Tenía diez años cuando tras ver los recuerdos de mi abuela pensé que quería llegar a ser bailarina como ella. Mi madre me llevó a una academia de baile clásico y allí estuve durante varios meses hasta que casi al año me empezaron unos dolores en la espalda que me hacían imposible seguir bailando. Tras muchas pruebas me detectaron un comienzo de atrofia muscular, que afortunadamente se me paró pero me prohibieron a partir de entonces movimientos bruscos y tuve que dejar el baile. Al menos me queda el consuelo que la enfermedad no fue a más ya que pensaban que en poco tiempo me quedaría en una silla de ruedas. Por tanto, los sueños de ser algún día lo que mi abuela no fue por causas del destino y el amor no lo pude lograr, se esfumaron. Fueron tan sólo una estrella fugaz en mi vida.


26 de noviembre de 1908
Hoy ha venido Ignacio a la representación, no sé si será la primera vez que me  ve bailar. Lo he visto hablando con el tramoyista, el cual le está enseñando el  teatro porque creo que las reformas del teatro las va a realizar la empresa  donde trabaja Ignacio. Sería todo un gusto el tenerlo todos los días por aquí.

28 de noviembre de 1908
Ya se ha confirmado que su empresa hará las obras.

1 de diciembre de 1908
Le he pedido a la prima de Ignacio que nos presente. Me ha costado mucho  trabajo decírselo, era confesar que me moría por él.

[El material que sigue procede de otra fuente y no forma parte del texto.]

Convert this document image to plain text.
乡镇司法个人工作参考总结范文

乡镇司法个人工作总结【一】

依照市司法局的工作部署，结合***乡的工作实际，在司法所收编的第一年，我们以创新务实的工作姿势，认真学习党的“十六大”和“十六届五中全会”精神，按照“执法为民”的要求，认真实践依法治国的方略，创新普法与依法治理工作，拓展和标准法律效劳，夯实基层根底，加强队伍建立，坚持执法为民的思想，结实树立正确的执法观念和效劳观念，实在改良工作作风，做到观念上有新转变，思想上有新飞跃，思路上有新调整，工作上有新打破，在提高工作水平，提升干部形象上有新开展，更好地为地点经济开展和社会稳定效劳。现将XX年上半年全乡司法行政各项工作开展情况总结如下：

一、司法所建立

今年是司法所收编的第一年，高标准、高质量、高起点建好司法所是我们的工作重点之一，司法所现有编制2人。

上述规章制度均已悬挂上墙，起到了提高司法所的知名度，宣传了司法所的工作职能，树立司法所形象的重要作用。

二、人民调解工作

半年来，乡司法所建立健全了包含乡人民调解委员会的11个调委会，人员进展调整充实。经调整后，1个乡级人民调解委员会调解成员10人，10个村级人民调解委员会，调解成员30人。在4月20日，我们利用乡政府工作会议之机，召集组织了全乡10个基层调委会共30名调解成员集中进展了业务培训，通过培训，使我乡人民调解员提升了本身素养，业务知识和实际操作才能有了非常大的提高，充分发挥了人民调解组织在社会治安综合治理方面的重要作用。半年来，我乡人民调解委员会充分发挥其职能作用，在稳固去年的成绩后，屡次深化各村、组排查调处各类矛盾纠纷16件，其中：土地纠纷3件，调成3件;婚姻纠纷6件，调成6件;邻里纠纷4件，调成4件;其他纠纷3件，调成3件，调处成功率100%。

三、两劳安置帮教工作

Lo que sigue creo que se lo pueden imaginar. Desde el primer día fueron tal para cual, con tan sólo dirigirse una mirada se lo decían todo en un idioma que sólo pueden conocer aquellos que verdaderamente crean en el amor.


Ya ha llegado la hora de irme, de tener que abandonar esta casa, este desván con todos sus recuerdos. Nunca más podré volver a contemplar estas paredes. Sobre los restos de esta casa se construirá un gran edificio, habrá mucha gente pero se perderá el espíritu de vecindario. Aquellos días, tardes, noches sólo quedarán en mi mente. La niña que soñaba en ser una bailarina quedó en el pasado, delante del espejo dando vueltas y más vueltas sobre las puntas de los pies por el desván, hasta que en cualquier momento caiga desfallecida y se duerma ante el espejo y los recuerdos de su abuela.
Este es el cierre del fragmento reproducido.